Takeshita S, Arai S, Kudo A
Department of Life Science, Tokyo Institute of Technology, Yokohama, Japan.
Bone. 2001 Sep;29(3):236-41. doi: 10.1016/s8756-3282(01)00505-1.
Osteoblasts are derived from mesenchymal/stromal cells in bone marrow, and gain the ability to support osteoclastogenesis during differentiation though the expression of receptor activator of NF-kappaB ligand (RANKL) and macrophage-colony stimulating factor (M-CSF). However, the properties (differentiation stage and expression of osteoblast marker genes) of stromal or osteoblastic cells that have the capacity to support osteoclast differentiation are unclear. Therefore, we sought to establish and characterize bone marrow-derived stromal cell lines (TSB) from temperature-sensitive SV40 T-antigen transgenic mice to define them at the clonal level. Of the 24 randomly selected cell lines, only 2 cell lines, TSB13 and TSB20, could support osteoclast differentiation in the presence of 1alpha,25(OH)(2)D(3). In both cell lines, RANKL mRNA was induced and osteoprotegerin (OPG) mRNA was decreased in response to treatment with 1alpha,25(OH)(2)D(3) for 2 days. Other RNA expression analyses of osteoblast-specific marker genes demonstrated the following characteristics of TSB13 and TSB20: (1) alkaline phosphatase (ALP) and type I collagen genes are expressed; (2) osteocalcin and osteopontin genes are expressed at low levels, and their expression levels are upregulated after induction of differentiation by a temperature shift from 33 degrees C to 37 degrees C, or 1alpha,25(OH)(2)D(3) treatment. Consequently, the long-term culture of TSB13 and TSB20 cell lines strongly stimulated osteocalcin expression and effectively induced calcified nodule formation in the presence of phosphate. The results suggest that the supportive cells for osteoclastogenesis are restricted to a specialized population of bone marrow stromal cells, and the high ratio of RANKL vs. OPG expression found in this population after 1alpha,25(OH)(2)D(3) treatment might be a general property of osteoclast-supporting cells.

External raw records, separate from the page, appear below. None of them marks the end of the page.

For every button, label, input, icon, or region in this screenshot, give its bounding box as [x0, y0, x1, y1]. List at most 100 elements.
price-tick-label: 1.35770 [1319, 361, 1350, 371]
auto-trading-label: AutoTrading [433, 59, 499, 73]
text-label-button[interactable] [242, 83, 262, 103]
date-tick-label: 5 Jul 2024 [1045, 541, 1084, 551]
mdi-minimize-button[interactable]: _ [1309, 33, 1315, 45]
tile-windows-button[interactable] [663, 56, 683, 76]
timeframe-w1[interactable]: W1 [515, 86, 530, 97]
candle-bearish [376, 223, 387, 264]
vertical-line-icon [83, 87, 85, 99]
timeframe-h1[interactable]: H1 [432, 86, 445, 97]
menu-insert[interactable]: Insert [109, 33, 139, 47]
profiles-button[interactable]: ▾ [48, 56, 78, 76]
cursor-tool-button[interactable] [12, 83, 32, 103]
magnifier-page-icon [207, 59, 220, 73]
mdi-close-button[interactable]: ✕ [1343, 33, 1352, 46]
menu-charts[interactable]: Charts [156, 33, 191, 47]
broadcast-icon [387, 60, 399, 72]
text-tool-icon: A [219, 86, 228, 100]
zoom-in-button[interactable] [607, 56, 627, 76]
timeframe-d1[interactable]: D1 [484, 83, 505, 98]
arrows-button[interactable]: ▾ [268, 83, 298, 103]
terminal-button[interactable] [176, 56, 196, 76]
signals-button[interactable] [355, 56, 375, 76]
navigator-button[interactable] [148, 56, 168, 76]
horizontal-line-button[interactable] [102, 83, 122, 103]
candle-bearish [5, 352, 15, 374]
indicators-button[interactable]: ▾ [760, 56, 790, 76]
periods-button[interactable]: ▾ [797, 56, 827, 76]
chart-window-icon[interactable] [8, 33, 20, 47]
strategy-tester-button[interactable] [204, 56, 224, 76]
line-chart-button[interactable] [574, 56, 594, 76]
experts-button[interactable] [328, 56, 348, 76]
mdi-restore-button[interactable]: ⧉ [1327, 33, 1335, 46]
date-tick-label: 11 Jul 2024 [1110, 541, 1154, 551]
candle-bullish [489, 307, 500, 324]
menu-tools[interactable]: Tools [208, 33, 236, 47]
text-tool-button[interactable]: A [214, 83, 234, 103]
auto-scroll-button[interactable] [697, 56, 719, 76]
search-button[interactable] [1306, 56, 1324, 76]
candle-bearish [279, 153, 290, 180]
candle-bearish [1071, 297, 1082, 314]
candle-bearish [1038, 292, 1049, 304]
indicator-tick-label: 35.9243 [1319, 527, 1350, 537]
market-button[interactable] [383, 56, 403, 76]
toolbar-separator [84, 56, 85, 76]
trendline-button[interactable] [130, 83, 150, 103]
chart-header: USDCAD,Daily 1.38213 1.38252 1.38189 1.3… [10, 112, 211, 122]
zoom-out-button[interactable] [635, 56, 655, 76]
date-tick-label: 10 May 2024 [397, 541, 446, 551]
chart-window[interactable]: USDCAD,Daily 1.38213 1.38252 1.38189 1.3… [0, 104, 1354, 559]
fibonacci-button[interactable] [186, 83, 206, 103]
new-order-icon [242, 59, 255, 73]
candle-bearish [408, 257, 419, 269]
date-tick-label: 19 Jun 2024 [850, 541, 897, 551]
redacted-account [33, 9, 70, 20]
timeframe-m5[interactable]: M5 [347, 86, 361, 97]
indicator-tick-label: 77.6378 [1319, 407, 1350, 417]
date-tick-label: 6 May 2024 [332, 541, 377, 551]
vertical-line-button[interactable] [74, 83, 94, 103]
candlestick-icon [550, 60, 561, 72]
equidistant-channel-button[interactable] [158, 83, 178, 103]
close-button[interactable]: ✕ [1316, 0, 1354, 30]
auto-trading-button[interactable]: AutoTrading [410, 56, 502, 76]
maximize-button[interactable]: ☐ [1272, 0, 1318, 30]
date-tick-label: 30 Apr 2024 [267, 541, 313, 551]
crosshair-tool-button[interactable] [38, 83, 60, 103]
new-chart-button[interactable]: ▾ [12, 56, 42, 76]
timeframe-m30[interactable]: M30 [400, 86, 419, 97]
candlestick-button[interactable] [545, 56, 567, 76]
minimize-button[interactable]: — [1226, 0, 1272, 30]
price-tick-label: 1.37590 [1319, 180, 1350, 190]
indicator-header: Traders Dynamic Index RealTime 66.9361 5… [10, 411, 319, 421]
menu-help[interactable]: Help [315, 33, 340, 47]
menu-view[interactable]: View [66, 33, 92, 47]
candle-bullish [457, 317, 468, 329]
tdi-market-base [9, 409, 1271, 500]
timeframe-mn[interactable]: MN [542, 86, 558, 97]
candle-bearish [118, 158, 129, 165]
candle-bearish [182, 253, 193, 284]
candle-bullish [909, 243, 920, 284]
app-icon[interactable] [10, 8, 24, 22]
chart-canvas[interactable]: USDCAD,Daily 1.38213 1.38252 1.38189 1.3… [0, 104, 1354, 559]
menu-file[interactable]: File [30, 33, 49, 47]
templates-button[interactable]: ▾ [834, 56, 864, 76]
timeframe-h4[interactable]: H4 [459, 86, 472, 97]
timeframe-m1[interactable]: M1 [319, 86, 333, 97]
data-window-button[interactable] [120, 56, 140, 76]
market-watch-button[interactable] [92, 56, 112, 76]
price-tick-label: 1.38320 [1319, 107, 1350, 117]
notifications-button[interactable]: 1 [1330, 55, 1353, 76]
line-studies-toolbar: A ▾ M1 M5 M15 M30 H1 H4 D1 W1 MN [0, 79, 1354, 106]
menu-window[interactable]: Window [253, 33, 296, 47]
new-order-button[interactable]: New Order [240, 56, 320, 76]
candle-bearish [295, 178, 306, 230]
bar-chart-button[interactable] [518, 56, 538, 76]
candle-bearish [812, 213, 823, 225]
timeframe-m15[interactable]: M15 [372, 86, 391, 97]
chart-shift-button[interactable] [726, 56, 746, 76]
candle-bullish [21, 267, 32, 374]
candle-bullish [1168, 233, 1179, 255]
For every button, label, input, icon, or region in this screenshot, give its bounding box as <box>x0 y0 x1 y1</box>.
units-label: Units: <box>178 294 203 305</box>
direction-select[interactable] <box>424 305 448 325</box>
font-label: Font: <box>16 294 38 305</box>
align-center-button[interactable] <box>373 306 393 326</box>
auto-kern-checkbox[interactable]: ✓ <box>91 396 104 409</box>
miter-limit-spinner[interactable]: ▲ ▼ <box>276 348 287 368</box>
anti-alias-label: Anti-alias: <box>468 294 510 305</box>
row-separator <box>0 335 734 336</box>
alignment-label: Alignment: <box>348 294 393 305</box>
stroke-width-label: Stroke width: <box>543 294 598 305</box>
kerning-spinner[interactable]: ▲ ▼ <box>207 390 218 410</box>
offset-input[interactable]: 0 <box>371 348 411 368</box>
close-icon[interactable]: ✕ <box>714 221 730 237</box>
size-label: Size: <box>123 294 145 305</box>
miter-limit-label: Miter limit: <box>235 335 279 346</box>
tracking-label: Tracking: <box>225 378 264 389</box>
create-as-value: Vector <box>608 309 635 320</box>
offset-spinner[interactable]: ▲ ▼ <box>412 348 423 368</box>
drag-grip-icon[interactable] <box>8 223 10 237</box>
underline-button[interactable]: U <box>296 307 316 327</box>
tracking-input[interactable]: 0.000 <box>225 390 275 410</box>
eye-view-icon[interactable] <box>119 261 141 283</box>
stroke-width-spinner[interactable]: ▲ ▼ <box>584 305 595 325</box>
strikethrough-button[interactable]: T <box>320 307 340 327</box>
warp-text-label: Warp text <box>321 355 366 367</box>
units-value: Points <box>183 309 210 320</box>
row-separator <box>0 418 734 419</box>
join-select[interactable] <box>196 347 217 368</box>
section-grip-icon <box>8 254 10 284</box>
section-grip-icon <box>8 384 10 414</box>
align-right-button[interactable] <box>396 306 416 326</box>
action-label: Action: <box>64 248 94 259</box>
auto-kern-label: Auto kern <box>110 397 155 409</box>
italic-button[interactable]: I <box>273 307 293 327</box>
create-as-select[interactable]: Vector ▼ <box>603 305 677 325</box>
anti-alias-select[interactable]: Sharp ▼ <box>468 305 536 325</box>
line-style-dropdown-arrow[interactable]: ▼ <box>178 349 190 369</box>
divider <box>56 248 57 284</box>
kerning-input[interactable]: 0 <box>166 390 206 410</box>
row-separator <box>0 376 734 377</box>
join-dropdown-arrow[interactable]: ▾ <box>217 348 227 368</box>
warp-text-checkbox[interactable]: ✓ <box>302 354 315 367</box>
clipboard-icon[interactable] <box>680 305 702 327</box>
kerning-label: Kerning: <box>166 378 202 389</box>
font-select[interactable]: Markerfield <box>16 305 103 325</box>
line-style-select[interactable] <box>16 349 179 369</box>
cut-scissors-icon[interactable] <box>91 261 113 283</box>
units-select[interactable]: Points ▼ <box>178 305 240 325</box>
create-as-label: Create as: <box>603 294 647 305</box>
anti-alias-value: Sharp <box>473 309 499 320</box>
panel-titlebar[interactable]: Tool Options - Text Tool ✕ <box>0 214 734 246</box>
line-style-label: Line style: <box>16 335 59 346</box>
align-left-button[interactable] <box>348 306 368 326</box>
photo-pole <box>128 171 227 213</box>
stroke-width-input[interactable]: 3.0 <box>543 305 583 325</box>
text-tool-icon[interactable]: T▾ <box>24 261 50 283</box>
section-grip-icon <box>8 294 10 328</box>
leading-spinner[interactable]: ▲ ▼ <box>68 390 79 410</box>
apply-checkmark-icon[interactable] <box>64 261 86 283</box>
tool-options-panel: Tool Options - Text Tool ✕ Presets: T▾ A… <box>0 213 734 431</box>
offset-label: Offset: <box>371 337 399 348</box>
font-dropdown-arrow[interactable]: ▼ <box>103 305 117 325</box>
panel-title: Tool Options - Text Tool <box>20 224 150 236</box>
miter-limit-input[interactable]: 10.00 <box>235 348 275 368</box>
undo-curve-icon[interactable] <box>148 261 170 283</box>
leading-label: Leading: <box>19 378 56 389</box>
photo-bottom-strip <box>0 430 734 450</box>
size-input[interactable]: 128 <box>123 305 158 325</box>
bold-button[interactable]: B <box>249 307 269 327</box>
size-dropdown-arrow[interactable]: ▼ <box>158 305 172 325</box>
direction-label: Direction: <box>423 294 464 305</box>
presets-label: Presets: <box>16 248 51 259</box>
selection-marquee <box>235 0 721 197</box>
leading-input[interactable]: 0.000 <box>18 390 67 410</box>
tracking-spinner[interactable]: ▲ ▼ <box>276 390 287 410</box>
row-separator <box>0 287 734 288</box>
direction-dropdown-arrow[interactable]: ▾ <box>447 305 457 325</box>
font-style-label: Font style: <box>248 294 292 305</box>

成骨细胞源自骨髓中的间充质/基质细胞,在分化过程中通过表达核因子κB受体激活剂配体(RANKL)和巨噬细胞集落刺激因子(M-CSF)获得支持破骨细胞生成的能力。然而,具有支持破骨细胞分化能力的基质细胞或成骨细胞的特性(分化阶段和成骨细胞标志物基因的表达)尚不清楚。因此,我们试图从温度敏感的SV40 T抗原转基因小鼠建立并鉴定骨髓来源的基质细胞系(TSB),以便在克隆水平上对它们进行定义。在随机选择的24个细胞系中,只有TSB13和TSB20这两个细胞系在1α,25(OH)₂D₃存在的情况下能够支持破骨细胞分化。在这两个细胞系中,用1α,25(OH)₂D₃处理2天后,RANKL mRNA被诱导,而骨保护素(OPG)mRNA减少。对成骨细胞特异性标志物基因的其他RNA表达分析显示了TSB13和TSB20的以下特征:(1)碱性磷酸酶(ALP)和I型胶原基因表达;(2)骨钙素和骨桥蛋白基因表达水平较低,在从33℃温度转变为37℃诱导分化后或1α,25(OH)₂D₃处理后其表达水平上调。因此,TSB13和TSB20细胞系的长期培养在有磷酸盐存在的情况下强烈刺激骨钙素表达并有效诱导钙化结节形成。结果表明,破骨细胞生成的支持细胞仅限于骨髓基质细胞的一个特定群体,并且在1α,25(OH)₂D₃处理后该群体中发现的RANKL与OPG表达的高比例可能是破骨细胞支持细胞的一个普遍特性。